The two tracks on Faceless are an amalgam of doom and sludge, with a bit of blackening in the mix, produced in a way that causes them to strike with bludgeoning force while fogging the mind with nightmarish visions. As you’ll discover, the first track is more than an “INTRO” and is the more atmospheric of the two, while the title track is more ferociously destructive and emotionally dismantling. Both are as bleak as a sucking chest wound.
To conclude this round-up I have a “drum cover” by Lyle Cooper. He is the drummer for such bands as Abhorrent, Absvrdist, and Erebet (and a vocalist in the last two of those bands), and perhaps even better known as the drummer for The Faceless on Planetary Duality (2008) and Autotheism (2012).
In these video, he does a drum play-through for Meshuggah’s “Nostrum” off The Violent Sleep of Reason. Trying to match skills with Tomas Haake is of course a daring mission, perhaps especially because Haake himself recorded a drum play-through of the same song in the run-up to the album’s release. But as you’ll see, Lyle Cooper nailed it.
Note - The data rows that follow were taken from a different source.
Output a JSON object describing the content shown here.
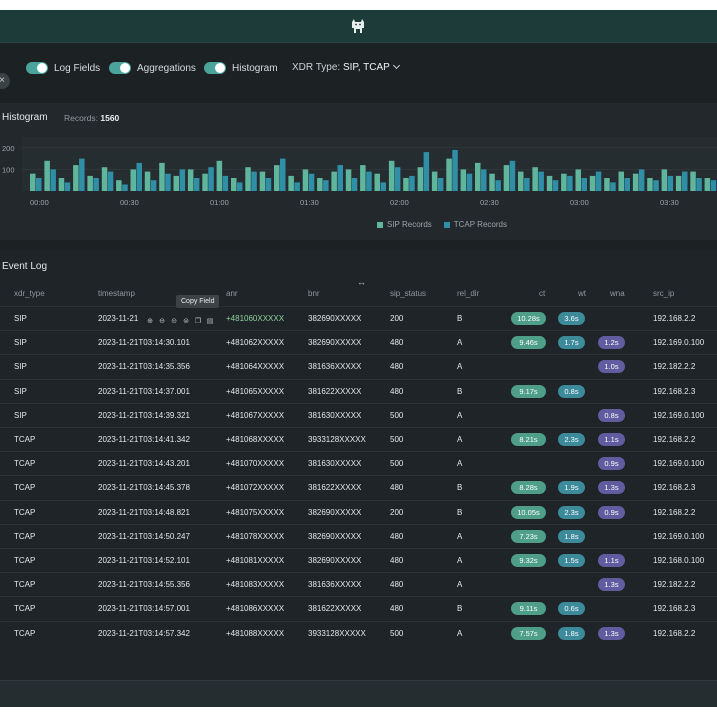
{
  "toolbar": {
    "toggles": [
      {
        "label": "Log Fields",
        "on": true
      },
      {
        "label": "Aggregations",
        "on": true
      },
      {
        "label": "Histogram",
        "on": true
      }
    ],
    "xdr_type_label": "XDR Type: ",
    "xdr_type_value": "SIP, TCAP"
  },
  "histogram": {
    "title": "Histogram",
    "records_label": "Records: ",
    "records_value": "1560",
    "y_ticks": [
      "200",
      "100"
    ],
    "x_ticks": [
      "00:00",
      "00:30",
      "01:00",
      "01:30",
      "02:00",
      "02:30",
      "03:00",
      "03:30"
    ],
    "legend": [
      "SIP Records",
      "TCAP Records"
    ],
    "colors": {
      "sip": "#5fb69c",
      "tcap": "#2f8fa6"
    }
  },
  "chart_data": {
    "type": "bar",
    "title": "Histogram",
    "series": [
      {
        "name": "SIP Records",
        "values": [
          80,
          140,
          60,
          120,
          70,
          110,
          50,
          100,
          90,
          130,
          70,
          100,
          80,
          140,
          60,
          110,
          90,
          120,
          70,
          100,
          60,
          90,
          100,
          120,
          80,
          140,
          60,
          110,
          90,
          150,
          100,
          130,
          80,
          120,
          90,
          110,
          70,
          80,
          100,
          70,
          60,
          90,
          80,
          60,
          100,
          70,
          90,
          60
        ]
      },
      {
        "name": "TCAP Records",
        "values": [
          60,
          100,
          40,
          150,
          60,
          90,
          30,
          130,
          50,
          80,
          100,
          60,
          110,
          70,
          40,
          90,
          60,
          150,
          40,
          80,
          50,
          120,
          60,
          90,
          40,
          110,
          70,
          180,
          60,
          190,
          80,
          100,
          50,
          140,
          60,
          90,
          50,
          70,
          60,
          90,
          40,
          60,
          100,
          50,
          70,
          90,
          60,
          50
        ]
      }
    ],
    "xlabel": "",
    "ylabel": "",
    "ylim": [
      0,
      250
    ],
    "legend": "bottom-center"
  },
  "event_log": {
    "title": "Event Log",
    "tooltip": "Copy Field",
    "columns": [
      "xdr_type",
      "timestamp",
      "anr",
      "bnr",
      "sip_status",
      "rel_dir",
      "ct",
      "wt",
      "wna",
      "src_ip"
    ],
    "rows": [
      {
        "xdr_type": "SIP",
        "timestamp": "2023-11-21",
        "anr": "+481060XXXXX",
        "bnr": "382690XXXXX",
        "sip_status": "200",
        "rel_dir": "B",
        "ct": "10.28s",
        "wt": "3.6s",
        "wna": "",
        "src_ip": "192.168.2.2",
        "anr_hi": true
      },
      {
        "xdr_type": "SIP",
        "timestamp": "2023-11-21T03:14:30.101",
        "anr": "+481062XXXXX",
        "bnr": "382690XXXXX",
        "sip_status": "480",
        "rel_dir": "A",
        "ct": "9.46s",
        "wt": "1.7s",
        "wna": "1.2s",
        "src_ip": "192.169.0.100"
      },
      {
        "xdr_type": "SIP",
        "timestamp": "2023-11-21T03:14:35.356",
        "anr": "+481064XXXXX",
        "bnr": "381636XXXXX",
        "sip_status": "480",
        "rel_dir": "A",
        "ct": "",
        "wt": "",
        "wna": "1.0s",
        "src_ip": "192.182.2.2"
      },
      {
        "xdr_type": "SIP",
        "timestamp": "2023-11-21T03:14:37.001",
        "anr": "+481065XXXXX",
        "bnr": "381622XXXXX",
        "sip_status": "480",
        "rel_dir": "B",
        "ct": "9.17s",
        "wt": "0.8s",
        "wna": "",
        "src_ip": "192.168.2.3"
      },
      {
        "xdr_type": "SIP",
        "timestamp": "2023-11-21T03:14:39.321",
        "anr": "+481067XXXXX",
        "bnr": "381630XXXXX",
        "sip_status": "500",
        "rel_dir": "A",
        "ct": "",
        "wt": "",
        "wna": "0.8s",
        "src_ip": "192.169.0.100"
      },
      {
        "xdr_type": "TCAP",
        "timestamp": "2023-11-21T03:14:41.342",
        "anr": "+481068XXXXX",
        "bnr": "3933128XXXXX",
        "sip_status": "500",
        "rel_dir": "A",
        "ct": "8.21s",
        "wt": "2.3s",
        "wna": "1.1s",
        "src_ip": "192.168.2.2"
      },
      {
        "xdr_type": "TCAP",
        "timestamp": "2023-11-21T03:14:43.201",
        "anr": "+481070XXXXX",
        "bnr": "381630XXXXX",
        "sip_status": "500",
        "rel_dir": "A",
        "ct": "",
        "wt": "",
        "wna": "0.9s",
        "src_ip": "192.169.0.100"
      },
      {
        "xdr_type": "TCAP",
        "timestamp": "2023-11-21T03:14:45.378",
        "anr": "+481072XXXXX",
        "bnr": "381622XXXXX",
        "sip_status": "480",
        "rel_dir": "B",
        "ct": "8.28s",
        "wt": "1.9s",
        "wna": "1.3s",
        "src_ip": "192.168.2.3"
      },
      {
        "xdr_type": "TCAP",
        "timestamp": "2023-11-21T03:14:48.821",
        "anr": "+481075XXXXX",
        "bnr": "382690XXXXX",
        "sip_status": "200",
        "rel_dir": "B",
        "ct": "10.05s",
        "wt": "2.3s",
        "wna": "0.9s",
        "src_ip": "192.168.2.2"
      },
      {
        "xdr_type": "TCAP",
        "timestamp": "2023-11-21T03:14:50.247",
        "anr": "+481078XXXXX",
        "bnr": "382690XXXXX",
        "sip_status": "480",
        "rel_dir": "A",
        "ct": "7.23s",
        "wt": "1.8s",
        "wna": "",
        "src_ip": "192.169.0.100"
      },
      {
        "xdr_type": "TCAP",
        "timestamp": "2023-11-21T03:14:52.101",
        "anr": "+481081XXXXX",
        "bnr": "382690XXXXX",
        "sip_status": "480",
        "rel_dir": "A",
        "ct": "9.32s",
        "wt": "1.5s",
        "wna": "1.1s",
        "src_ip": "192.168.0.100"
      },
      {
        "xdr_type": "TCAP",
        "timestamp": "2023-11-21T03:14:55.356",
        "anr": "+481083XXXXX",
        "bnr": "381636XXXXX",
        "sip_status": "480",
        "rel_dir": "A",
        "ct": "",
        "wt": "",
        "wna": "1.3s",
        "src_ip": "192.182.2.2"
      },
      {
        "xdr_type": "TCAP",
        "timestamp": "2023-11-21T03:14:57.001",
        "anr": "+481086XXXXX",
        "bnr": "381622XXXXX",
        "sip_status": "480",
        "rel_dir": "B",
        "ct": "9.11s",
        "wt": "0.6s",
        "wna": "",
        "src_ip": "192.168.2.3"
      },
      {
        "xdr_type": "TCAP",
        "timestamp": "2023-11-21T03:14:57.342",
        "anr": "+481088XXXXX",
        "bnr": "3933128XXXXX",
        "sip_status": "500",
        "rel_dir": "A",
        "ct": "7.57s",
        "wt": "1.8s",
        "wna": "1.3s",
        "src_ip": "192.168.2.2"
      }
    ]
  }
}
Tons of fun to watch this.
Paganizer never disappoints, and i love the Dephosphorus and Sakra tracks, as well 🙂
Kaeck is great!
I never cared much for early Nocturnal Mortum. Their previous album, Something Something (2009) wasn’t bad, although I never heard it a lot. This one sounds a whole nother level delightful.
You’re talking about Voice of Steel, which is a remarkable album in all regards. The new one is different, but it’s very strong.